Tracking students’ success after they leave Walla Walla is the best indicator of how well the programs work, VanAusdle said. They seem to be paying off in high rates of completion, employment and wages that can support a family.

“These innovative, entrepreneurial approaches are reinventing how we as community colleges achieve goals of student success,” he said. “Thinking more entrepreneurially will be extremely important to community colleges as we look to the next 10 years, and partnerships have to be at the center.”

Competency-based education: Building on existing skills

Many veterans returning from Iraq and Afghanistan want degrees to help them find jobs as fast as possible that will pay a living wage. One way to cut down on seat time is by transforming their military experience into college credits.

In some schools, military basic training may equal college credits in a health care program. Elsewhere, military leadership training can get you closer to a business degree. Military cybertraining might count toward a computer science degree.

How to count military experience toward a degree remains a complicated national puzzle that includes pieces from government, the military and education groups. But experts say Anne Arundel Community College in Arnold, Maryland, has made significant progress.

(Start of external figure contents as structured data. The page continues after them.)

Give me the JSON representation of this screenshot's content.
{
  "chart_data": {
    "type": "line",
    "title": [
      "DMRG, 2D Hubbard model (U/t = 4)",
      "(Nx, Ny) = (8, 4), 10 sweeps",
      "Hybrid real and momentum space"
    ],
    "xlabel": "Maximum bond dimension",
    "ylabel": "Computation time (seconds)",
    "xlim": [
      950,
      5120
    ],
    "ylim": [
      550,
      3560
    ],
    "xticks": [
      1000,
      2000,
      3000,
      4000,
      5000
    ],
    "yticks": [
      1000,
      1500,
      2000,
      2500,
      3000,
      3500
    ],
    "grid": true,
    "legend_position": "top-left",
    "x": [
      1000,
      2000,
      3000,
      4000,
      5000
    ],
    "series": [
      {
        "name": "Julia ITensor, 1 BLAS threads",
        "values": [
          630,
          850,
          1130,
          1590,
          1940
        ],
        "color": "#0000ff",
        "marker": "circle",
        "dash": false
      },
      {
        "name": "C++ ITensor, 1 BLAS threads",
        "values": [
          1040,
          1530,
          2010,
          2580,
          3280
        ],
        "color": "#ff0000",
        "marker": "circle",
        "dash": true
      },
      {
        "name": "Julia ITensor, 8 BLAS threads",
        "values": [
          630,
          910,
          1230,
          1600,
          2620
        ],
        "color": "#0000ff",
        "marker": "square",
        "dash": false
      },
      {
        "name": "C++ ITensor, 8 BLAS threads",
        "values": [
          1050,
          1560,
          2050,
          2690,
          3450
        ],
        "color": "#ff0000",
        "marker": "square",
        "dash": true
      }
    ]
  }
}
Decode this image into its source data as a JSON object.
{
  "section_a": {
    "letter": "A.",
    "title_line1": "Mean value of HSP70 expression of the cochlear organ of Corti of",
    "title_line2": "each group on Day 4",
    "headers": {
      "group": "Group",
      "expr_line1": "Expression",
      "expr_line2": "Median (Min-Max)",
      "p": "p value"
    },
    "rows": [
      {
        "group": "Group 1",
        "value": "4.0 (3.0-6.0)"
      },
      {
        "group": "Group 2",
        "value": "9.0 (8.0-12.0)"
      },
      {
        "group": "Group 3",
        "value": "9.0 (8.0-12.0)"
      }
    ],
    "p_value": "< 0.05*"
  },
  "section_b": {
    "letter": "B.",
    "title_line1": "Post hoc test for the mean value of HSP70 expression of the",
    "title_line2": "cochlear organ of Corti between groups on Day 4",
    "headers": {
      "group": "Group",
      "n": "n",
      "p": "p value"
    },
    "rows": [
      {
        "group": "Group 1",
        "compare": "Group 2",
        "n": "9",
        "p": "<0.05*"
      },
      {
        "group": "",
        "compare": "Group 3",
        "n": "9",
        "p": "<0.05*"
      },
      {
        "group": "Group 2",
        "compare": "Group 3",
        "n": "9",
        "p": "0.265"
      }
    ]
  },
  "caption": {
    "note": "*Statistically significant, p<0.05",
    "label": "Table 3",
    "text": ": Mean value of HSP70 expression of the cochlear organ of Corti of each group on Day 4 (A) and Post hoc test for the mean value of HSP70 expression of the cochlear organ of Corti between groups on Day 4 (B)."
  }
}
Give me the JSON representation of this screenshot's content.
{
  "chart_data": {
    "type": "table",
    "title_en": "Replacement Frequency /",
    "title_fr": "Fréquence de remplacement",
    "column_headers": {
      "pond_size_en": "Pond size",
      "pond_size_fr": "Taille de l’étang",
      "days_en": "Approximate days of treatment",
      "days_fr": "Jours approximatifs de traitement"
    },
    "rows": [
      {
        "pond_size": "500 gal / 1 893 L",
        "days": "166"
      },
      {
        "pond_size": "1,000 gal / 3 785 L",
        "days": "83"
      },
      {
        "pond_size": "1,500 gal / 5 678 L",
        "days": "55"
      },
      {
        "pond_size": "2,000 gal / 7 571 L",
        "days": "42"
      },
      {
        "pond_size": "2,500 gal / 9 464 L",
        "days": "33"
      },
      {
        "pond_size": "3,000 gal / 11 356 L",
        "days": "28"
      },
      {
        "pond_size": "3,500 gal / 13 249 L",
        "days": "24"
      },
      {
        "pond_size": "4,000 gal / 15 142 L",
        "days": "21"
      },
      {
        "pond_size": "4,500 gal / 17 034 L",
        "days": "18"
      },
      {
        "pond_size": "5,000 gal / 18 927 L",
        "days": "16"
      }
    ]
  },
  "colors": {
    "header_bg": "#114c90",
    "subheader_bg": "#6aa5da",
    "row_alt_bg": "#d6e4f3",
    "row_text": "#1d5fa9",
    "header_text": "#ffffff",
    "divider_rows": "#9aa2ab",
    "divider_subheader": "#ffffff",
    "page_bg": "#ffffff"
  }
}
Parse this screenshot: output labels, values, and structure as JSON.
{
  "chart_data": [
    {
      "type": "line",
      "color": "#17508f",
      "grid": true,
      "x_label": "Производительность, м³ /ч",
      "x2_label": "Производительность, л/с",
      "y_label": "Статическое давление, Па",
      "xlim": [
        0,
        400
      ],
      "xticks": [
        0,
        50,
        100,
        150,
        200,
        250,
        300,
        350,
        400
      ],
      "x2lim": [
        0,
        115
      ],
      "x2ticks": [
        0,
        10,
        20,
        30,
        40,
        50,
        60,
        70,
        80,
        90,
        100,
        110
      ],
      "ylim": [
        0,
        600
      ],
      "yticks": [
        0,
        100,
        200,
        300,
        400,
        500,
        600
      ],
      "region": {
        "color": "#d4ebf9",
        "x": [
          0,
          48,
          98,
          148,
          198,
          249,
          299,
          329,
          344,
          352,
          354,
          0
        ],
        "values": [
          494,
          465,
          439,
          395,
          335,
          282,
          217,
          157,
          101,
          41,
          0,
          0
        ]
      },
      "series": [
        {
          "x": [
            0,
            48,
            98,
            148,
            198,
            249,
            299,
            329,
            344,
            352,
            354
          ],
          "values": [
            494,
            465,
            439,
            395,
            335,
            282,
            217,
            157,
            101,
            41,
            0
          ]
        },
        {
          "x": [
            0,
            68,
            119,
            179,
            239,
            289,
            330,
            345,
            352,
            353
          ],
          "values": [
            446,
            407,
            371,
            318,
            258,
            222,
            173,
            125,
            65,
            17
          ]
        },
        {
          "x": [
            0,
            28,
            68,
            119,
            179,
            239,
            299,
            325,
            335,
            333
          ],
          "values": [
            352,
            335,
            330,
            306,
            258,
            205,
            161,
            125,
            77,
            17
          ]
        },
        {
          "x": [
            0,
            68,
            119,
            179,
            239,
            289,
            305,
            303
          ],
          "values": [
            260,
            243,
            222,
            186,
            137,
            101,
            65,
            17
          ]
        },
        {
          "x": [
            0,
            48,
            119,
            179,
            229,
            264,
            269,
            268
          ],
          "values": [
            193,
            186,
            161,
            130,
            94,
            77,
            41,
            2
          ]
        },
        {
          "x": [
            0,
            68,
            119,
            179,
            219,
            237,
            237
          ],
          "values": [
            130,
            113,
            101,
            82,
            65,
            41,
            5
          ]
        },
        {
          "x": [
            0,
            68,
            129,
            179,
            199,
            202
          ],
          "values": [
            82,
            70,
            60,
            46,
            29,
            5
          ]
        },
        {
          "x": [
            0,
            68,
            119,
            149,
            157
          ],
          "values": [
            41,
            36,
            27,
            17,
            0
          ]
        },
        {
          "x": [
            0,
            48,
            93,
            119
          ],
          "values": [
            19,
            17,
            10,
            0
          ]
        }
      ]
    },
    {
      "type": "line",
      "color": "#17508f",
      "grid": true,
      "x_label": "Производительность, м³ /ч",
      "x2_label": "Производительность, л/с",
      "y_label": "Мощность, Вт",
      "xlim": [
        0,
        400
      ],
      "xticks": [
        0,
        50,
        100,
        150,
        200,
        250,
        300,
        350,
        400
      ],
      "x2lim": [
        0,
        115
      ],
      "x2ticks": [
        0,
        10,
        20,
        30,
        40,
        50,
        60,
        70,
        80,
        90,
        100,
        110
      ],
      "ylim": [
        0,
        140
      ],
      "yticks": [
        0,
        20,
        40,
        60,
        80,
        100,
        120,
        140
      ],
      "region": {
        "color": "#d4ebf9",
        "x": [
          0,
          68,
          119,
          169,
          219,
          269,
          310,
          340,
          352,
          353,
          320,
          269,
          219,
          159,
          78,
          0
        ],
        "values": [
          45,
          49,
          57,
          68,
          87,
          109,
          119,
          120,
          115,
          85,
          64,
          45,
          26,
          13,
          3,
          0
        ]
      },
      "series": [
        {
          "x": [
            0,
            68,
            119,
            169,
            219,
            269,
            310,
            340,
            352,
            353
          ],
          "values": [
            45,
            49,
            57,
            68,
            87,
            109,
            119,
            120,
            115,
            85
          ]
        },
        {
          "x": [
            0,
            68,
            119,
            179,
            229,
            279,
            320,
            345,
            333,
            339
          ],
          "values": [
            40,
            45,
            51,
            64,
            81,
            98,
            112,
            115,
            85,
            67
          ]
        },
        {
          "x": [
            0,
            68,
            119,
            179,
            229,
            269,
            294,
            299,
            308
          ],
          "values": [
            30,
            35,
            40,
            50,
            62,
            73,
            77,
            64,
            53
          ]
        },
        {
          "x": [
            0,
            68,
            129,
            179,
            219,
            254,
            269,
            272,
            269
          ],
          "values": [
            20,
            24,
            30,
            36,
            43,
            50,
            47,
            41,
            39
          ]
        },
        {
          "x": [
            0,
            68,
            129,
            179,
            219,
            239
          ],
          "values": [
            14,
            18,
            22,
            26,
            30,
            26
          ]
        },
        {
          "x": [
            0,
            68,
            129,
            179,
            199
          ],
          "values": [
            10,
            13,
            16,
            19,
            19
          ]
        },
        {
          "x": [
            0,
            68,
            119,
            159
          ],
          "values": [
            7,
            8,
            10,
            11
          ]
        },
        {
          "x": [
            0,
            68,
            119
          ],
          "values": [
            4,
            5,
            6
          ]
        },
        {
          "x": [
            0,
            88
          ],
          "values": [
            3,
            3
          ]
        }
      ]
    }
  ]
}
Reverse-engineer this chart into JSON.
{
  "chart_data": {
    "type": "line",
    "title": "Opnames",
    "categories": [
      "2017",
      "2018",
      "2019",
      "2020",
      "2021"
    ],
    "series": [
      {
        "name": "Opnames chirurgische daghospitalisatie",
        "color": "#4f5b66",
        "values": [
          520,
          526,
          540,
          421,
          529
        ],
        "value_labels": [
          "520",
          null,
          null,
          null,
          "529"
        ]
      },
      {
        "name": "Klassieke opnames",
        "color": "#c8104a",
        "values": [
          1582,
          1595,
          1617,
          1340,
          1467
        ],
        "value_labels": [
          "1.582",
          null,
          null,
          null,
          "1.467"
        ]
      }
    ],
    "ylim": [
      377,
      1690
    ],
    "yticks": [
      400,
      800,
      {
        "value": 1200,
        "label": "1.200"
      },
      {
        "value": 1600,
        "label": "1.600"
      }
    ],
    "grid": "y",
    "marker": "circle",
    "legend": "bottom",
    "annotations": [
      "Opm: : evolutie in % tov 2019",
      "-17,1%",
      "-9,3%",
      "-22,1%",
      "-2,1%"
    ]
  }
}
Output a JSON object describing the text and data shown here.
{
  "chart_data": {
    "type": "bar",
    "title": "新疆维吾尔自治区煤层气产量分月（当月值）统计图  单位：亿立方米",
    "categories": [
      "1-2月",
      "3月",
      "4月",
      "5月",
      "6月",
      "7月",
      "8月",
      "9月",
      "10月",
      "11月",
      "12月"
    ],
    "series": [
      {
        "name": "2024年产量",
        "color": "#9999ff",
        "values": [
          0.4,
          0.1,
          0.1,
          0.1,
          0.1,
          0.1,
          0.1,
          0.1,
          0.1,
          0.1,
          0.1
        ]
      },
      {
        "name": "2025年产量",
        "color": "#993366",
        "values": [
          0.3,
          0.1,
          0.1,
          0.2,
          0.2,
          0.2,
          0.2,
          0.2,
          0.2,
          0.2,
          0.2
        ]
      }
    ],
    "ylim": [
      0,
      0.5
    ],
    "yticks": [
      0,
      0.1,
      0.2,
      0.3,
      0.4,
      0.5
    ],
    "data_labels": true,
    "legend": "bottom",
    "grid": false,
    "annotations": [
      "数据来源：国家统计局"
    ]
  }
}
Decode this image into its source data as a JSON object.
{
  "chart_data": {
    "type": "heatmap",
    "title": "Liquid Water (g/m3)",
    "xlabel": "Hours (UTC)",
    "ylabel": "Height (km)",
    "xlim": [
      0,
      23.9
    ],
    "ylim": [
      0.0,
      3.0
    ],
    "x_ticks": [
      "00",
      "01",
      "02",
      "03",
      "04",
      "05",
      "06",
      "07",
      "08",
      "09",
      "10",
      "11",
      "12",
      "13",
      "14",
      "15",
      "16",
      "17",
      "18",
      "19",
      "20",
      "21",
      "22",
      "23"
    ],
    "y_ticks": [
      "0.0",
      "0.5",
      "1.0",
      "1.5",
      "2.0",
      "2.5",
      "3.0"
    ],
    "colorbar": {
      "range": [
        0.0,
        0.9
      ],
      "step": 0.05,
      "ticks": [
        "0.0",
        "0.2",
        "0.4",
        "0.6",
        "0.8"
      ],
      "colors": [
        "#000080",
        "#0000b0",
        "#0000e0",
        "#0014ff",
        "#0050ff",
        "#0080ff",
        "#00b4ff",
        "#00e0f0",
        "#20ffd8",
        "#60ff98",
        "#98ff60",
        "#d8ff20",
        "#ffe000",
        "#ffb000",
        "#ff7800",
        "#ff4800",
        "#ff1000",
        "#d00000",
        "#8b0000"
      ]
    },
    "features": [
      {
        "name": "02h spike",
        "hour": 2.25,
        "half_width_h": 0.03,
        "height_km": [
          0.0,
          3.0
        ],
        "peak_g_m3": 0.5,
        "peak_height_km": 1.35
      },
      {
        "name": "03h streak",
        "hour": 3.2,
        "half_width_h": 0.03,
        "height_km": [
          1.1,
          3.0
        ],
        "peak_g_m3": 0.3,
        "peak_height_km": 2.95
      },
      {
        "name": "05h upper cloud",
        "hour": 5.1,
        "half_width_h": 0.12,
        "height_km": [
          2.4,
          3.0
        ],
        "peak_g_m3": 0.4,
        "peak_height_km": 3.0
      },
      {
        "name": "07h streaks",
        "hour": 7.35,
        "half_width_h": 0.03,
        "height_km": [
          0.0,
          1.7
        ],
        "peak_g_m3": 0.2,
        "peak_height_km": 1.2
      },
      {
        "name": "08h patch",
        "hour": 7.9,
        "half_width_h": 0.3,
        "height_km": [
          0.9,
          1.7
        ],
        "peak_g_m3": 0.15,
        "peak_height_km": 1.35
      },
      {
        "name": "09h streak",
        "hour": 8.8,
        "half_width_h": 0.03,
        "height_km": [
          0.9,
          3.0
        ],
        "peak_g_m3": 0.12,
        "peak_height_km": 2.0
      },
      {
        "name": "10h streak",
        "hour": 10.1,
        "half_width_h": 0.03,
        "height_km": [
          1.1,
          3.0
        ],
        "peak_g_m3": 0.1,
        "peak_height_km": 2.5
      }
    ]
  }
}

GI Jobs Magazine has named it among the nation’s top 15% “military friendly” schools four years running, and it has been named a top school in the 2015 Military Advanced Education Guide to Colleges and Universities. The college, which enrolls about 1,000 veteran students per semester, receives invitations to share its solutions at educational conferences.

“For a long time, many other colleges wouldn’t recognize some of this training,” said registrar Nanci Beier. “Now, finally, a lot of other schools are starting to get on board.”

The school does a few things to make it work. For one, it works with the military to forge formal agreements to define training requirements and matches those parameters with school curriculum.

The school also hired dedicated staff to evaluate military training for how it can be transferred into college credits.

And the school offers veteran-to-veteran mentoring, which helps students improve their academic strategies.

Still, Anne Arundel is a rarity among schools, said Matt Randle, chief operating officer of Student Veterans of America.

Randle, an ex-Army combat medic, said schools that accept military training as credits, but don’t let students apply them toward a specific degree, are short-changing their students. They’re offering “Twinkie credits,” he joked, because the credits have “no nutritional value.”

“The problem is, most schools won’t be creative in the application of military training credit hours towards degrees,” he said.